OSHA proposed a $2,625 fine against Colonial Mechanical Corporation, and levied a serious citation. OSHA also evaluated the Colonial Mechanical Corporation safety program, and rated it only as "average." OSHA did not cite Colonial Mechanical Corporation for a "repeated" violation, although just eight months earlier, Colonial Mechanical Corporation received a similar serious citation for an identical problem.

The earlier citation was issued against Colonial Mechanical Corporation in June 1999, at the Capitol One job in Spotsylvania, for failing to install an adequate guardrail system to protect their employees from fall dangers from the open sides of stair platforms that rose four stories above the ground.
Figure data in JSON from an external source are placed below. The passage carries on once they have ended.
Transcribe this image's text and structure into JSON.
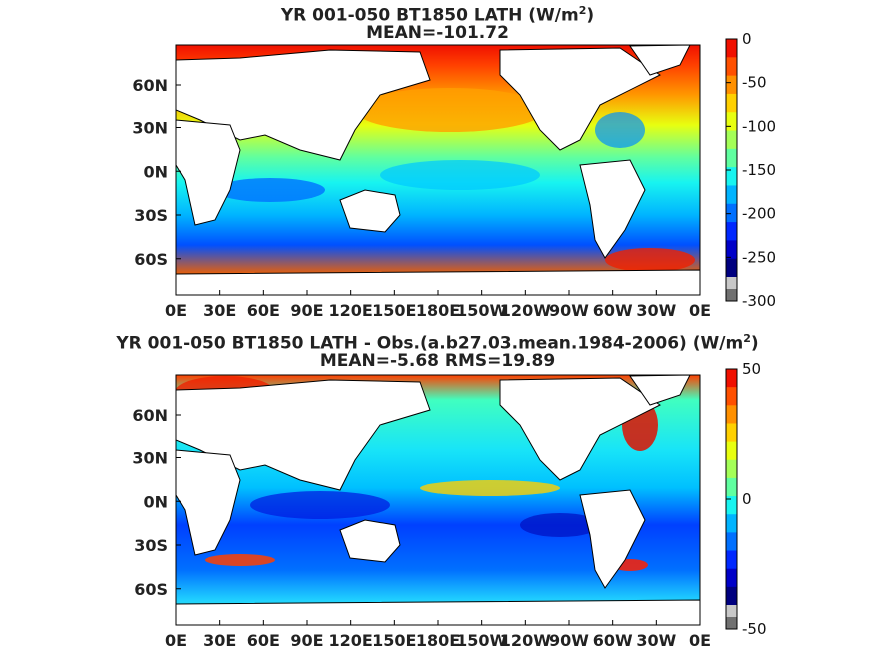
{
  "colors": {
    "land": "#ffffff",
    "missing": "#7f7f7f",
    "scale": [
      "#00007f",
      "#0000c8",
      "#0028ff",
      "#0070ff",
      "#00b4ff",
      "#18f4f0",
      "#60ffa0",
      "#a4ff58",
      "#e8ff10",
      "#ffd000",
      "#ff9000",
      "#ff5000",
      "#f01000"
    ]
  },
  "chart_data": [
    {
      "type": "heatmap",
      "title_line1": "YR 001-050 BT1850  LATH (W/m",
      "title_sup": "2",
      "title_close": ")",
      "title_line2": "MEAN=-101.72",
      "x_ticks": [
        "0E",
        "30E",
        "60E",
        "90E",
        "120E",
        "150E",
        "180E",
        "150W",
        "120W",
        "90W",
        "60W",
        "30W",
        "0E"
      ],
      "y_ticks": [
        "60N",
        "30N",
        "0N",
        "30S",
        "60S"
      ],
      "colorbar": {
        "min": -300,
        "max": 0,
        "ticks": [
          "0",
          "-50",
          "-100",
          "-150",
          "-200",
          "-250",
          "-300"
        ]
      }
    },
    {
      "type": "heatmap",
      "title_line1": "YR 001-050 BT1850 LATH - Obs.(a.b27.03.mean.1984-2006) (W/m",
      "title_sup": "2",
      "title_close": ")",
      "title_line2": "MEAN=-5.68 RMS=19.89",
      "x_ticks": [
        "0E",
        "30E",
        "60E",
        "90E",
        "120E",
        "150E",
        "180E",
        "150W",
        "120W",
        "90W",
        "60W",
        "30W",
        "0E"
      ],
      "y_ticks": [
        "60N",
        "30N",
        "0N",
        "30S",
        "60S"
      ],
      "colorbar": {
        "min": -50,
        "max": 50,
        "ticks": [
          "50",
          "0",
          "-50"
        ]
      }
    }
  ]
}
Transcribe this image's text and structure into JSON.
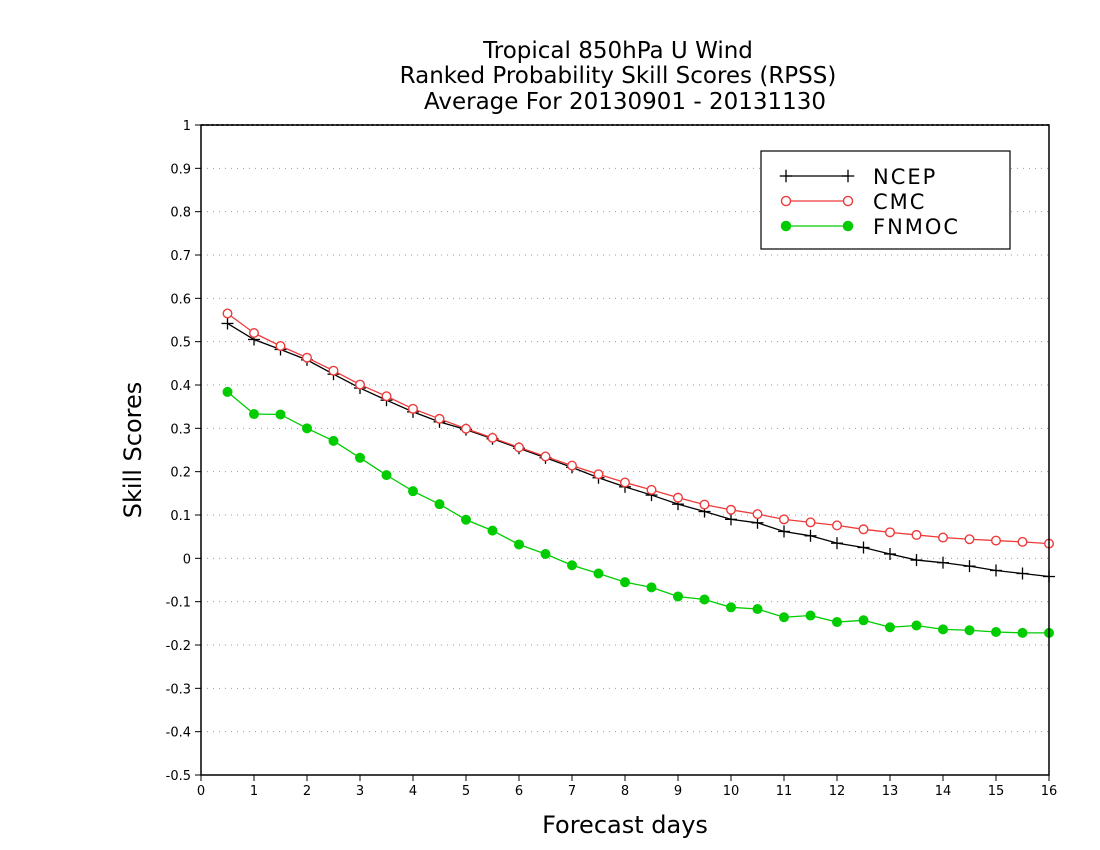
{
  "chart_data": {
    "type": "line",
    "title_lines": [
      "Tropical 850hPa U Wind",
      "Ranked Probability Skill Scores (RPSS)",
      "Average For 20130901 - 20131130"
    ],
    "xlabel": "Forecast days",
    "ylabel": "Skill Scores",
    "xlim": [
      0,
      16
    ],
    "ylim": [
      -0.5,
      1
    ],
    "x_ticks": [
      0,
      1,
      2,
      3,
      4,
      5,
      6,
      7,
      8,
      9,
      10,
      11,
      12,
      13,
      14,
      15,
      16
    ],
    "x_tick_labels": [
      "0",
      "1",
      "2",
      "3",
      "4",
      "5",
      "6",
      "7",
      "8",
      "9",
      "10",
      "11",
      "12",
      "13",
      "14",
      "15",
      "16"
    ],
    "y_ticks": [
      -0.5,
      -0.4,
      -0.3,
      -0.2,
      -0.1,
      0,
      0.1,
      0.2,
      0.3,
      0.4,
      0.5,
      0.6,
      0.7,
      0.8,
      0.9,
      1
    ],
    "y_tick_labels": [
      "-0.5",
      "-0.4",
      "-0.3",
      "-0.2",
      "-0.1",
      "0",
      "0.1",
      "0.2",
      "0.3",
      "0.4",
      "0.5",
      "0.6",
      "0.7",
      "0.8",
      "0.9",
      "1"
    ],
    "grid": "horizontal dotted",
    "legend_position": "top-right",
    "x": [
      0.5,
      1,
      1.5,
      2,
      2.5,
      3,
      3.5,
      4,
      4.5,
      5,
      5.5,
      6,
      6.5,
      7,
      7.5,
      8,
      8.5,
      9,
      9.5,
      10,
      10.5,
      11,
      11.5,
      12,
      12.5,
      13,
      13.5,
      14,
      14.5,
      15,
      15.5,
      16
    ],
    "series": [
      {
        "name": "NCEP",
        "color": "#000000",
        "marker": "plus",
        "values": [
          0.542,
          0.505,
          0.482,
          0.458,
          0.425,
          0.393,
          0.365,
          0.338,
          0.315,
          0.297,
          0.276,
          0.254,
          0.232,
          0.21,
          0.186,
          0.165,
          0.146,
          0.125,
          0.108,
          0.09,
          0.082,
          0.062,
          0.052,
          0.035,
          0.025,
          0.01,
          -0.004,
          -0.01,
          -0.018,
          -0.028,
          -0.035,
          -0.042
        ]
      },
      {
        "name": "CMC",
        "color": "#ee3a3a",
        "marker": "open-circle",
        "values": [
          0.565,
          0.52,
          0.49,
          0.463,
          0.433,
          0.401,
          0.374,
          0.345,
          0.322,
          0.299,
          0.278,
          0.256,
          0.235,
          0.214,
          0.194,
          0.175,
          0.158,
          0.14,
          0.124,
          0.112,
          0.102,
          0.09,
          0.083,
          0.076,
          0.067,
          0.06,
          0.054,
          0.048,
          0.044,
          0.041,
          0.038,
          0.034
        ]
      },
      {
        "name": "FNMOC",
        "color": "#00cc00",
        "marker": "filled-circle",
        "values": [
          0.384,
          0.333,
          0.332,
          0.3,
          0.271,
          0.232,
          0.192,
          0.155,
          0.125,
          0.089,
          0.064,
          0.032,
          0.01,
          -0.016,
          -0.035,
          -0.055,
          -0.067,
          -0.088,
          -0.095,
          -0.113,
          -0.117,
          -0.136,
          -0.132,
          -0.147,
          -0.143,
          -0.159,
          -0.155,
          -0.164,
          -0.166,
          -0.17,
          -0.172,
          -0.172
        ]
      }
    ]
  }
}
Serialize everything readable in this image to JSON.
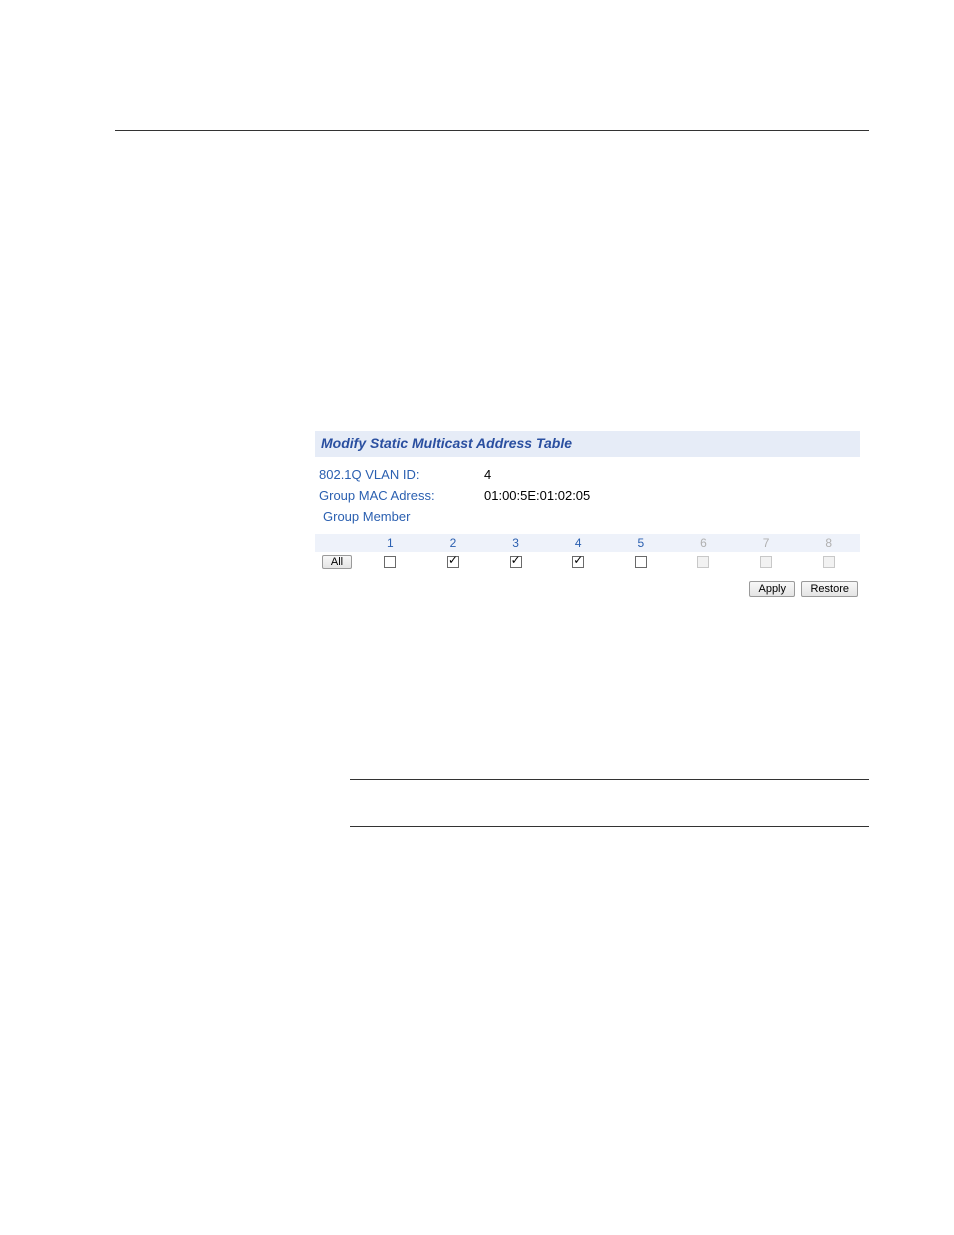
{
  "panel": {
    "title": "Modify Static Multicast Address Table",
    "vlan_label": "802.1Q VLAN ID:",
    "vlan_value": "4",
    "mac_label": "Group MAC Adress:",
    "mac_value": "01:00:5E:01:02:05",
    "member_label": "Group Member",
    "all_button": "All",
    "ports": [
      {
        "num": "1",
        "checked": false,
        "enabled": true
      },
      {
        "num": "2",
        "checked": true,
        "enabled": true
      },
      {
        "num": "3",
        "checked": true,
        "enabled": true
      },
      {
        "num": "4",
        "checked": true,
        "enabled": true
      },
      {
        "num": "5",
        "checked": false,
        "enabled": true
      },
      {
        "num": "6",
        "checked": false,
        "enabled": false
      },
      {
        "num": "7",
        "checked": false,
        "enabled": false
      },
      {
        "num": "8",
        "checked": false,
        "enabled": false
      }
    ],
    "apply_button": "Apply",
    "restore_button": "Restore"
  },
  "colors": {
    "title_bar_bg": "#e6ecf7",
    "header_bg": "#eef2fa",
    "link_color": "#2a5fb0",
    "title_color": "#2a4fa0",
    "disabled_text": "#b0b0b0"
  }
}
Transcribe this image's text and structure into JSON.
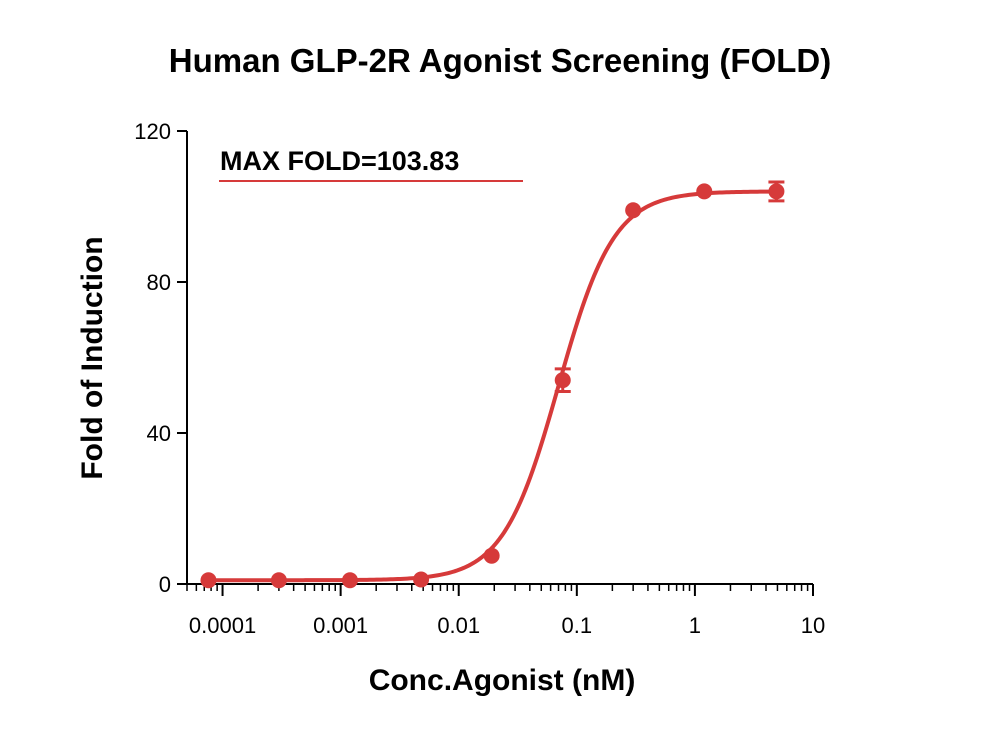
{
  "chart_data": {
    "type": "scatter",
    "title": "Human GLP-2R Agonist Screening (FOLD)",
    "xlabel": "Conc.Agonist (nM)",
    "ylabel": "Fold of Induction",
    "xscale": "log",
    "xlim": [
      5e-05,
      10
    ],
    "ylim": [
      0,
      120
    ],
    "xticks": [
      0.0001,
      0.001,
      0.01,
      0.1,
      1,
      10
    ],
    "xtick_labels": [
      "0.0001",
      "0.001",
      "0.01",
      "0.1",
      "1",
      "10"
    ],
    "yticks": [
      0,
      40,
      80,
      120
    ],
    "ytick_labels": [
      "0",
      "40",
      "80",
      "120"
    ],
    "grid": false,
    "color": "#d63a3a",
    "series": [
      {
        "x": [
          7.6e-05,
          0.0003,
          0.0012,
          0.0048,
          0.019,
          0.076,
          0.3,
          1.2,
          4.9
        ],
        "y": [
          1.0,
          1.0,
          1.0,
          1.2,
          7.5,
          54.0,
          99.0,
          104.0,
          104.0
        ],
        "err": [
          0,
          0,
          0,
          0,
          0,
          3.0,
          0,
          0,
          2.5
        ]
      }
    ],
    "fit": {
      "bottom": 1.0,
      "top": 104.0,
      "ec50": 0.07,
      "hill": 1.85
    },
    "annotation": "MAX FOLD=103.83"
  }
}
In this instance, OSHA proposed another serious violation against Colonial Mechanical Corporation and proposed a $1,625 fine.

Colonial Mechanical falls from the list of top fifty employers in the Richmond-Petersburg area.  Details in the next issue.

There were many problems on this job. OSHA noted that "the footing was very uneven, and there was a good deal of construction debris, posing a tripping hazard. The stairwell ... was without adequate lighting ... openings in the floors were not properly barricaded ... gasoline engines were running inside of the building ... oxygen and acetylene bottles were unsecured, posing an extreme danger."

At this job site, OSHA rated Colonial Mechanical Corporation’s safety programs only as "adequate," and their Health Training Program as "non-existent."

Just two months earlier, Virginia OSHA found more serious violations at a Colonial Mechanical Corporation job site at the Collegiate School in Richmond. This time, Colonial Mechanical Corporation had Colonial Mechanical committed serious violations of the OSHA trenching rules, and exposed Colonial Mechanical Corporation workers to cave-in hazards. OSHA discovered that Colonial Mechanical Corporation employees were installing pipe and plywood in two seven foot deep trenches without cave-in protections.

The foreman said it had been raining heavily and he thought the trench may cave in, and he knew the people would have to be in the trenches to check on the pipe installation. OSHA noted there was 8 inches of water in one of the trenches. Adding to the stress on the soils, a trailer was parked four feet away and truck loading was going on just 10 feet away.

Nonetheless, the Colonial Mechanical Corporation foreman insisted the soil types were safe. OSHA disagreed and assessed a $1,875 fine for a serious violation.

OSHA again rated Colonial Mechanical Corporation’s safety programs at this job site only as "adequate" and their Health Training Program as "non-existent."

As of publication, Colonial Mechanical Corporation has not made any suggestions or refuted any of the information in this publication.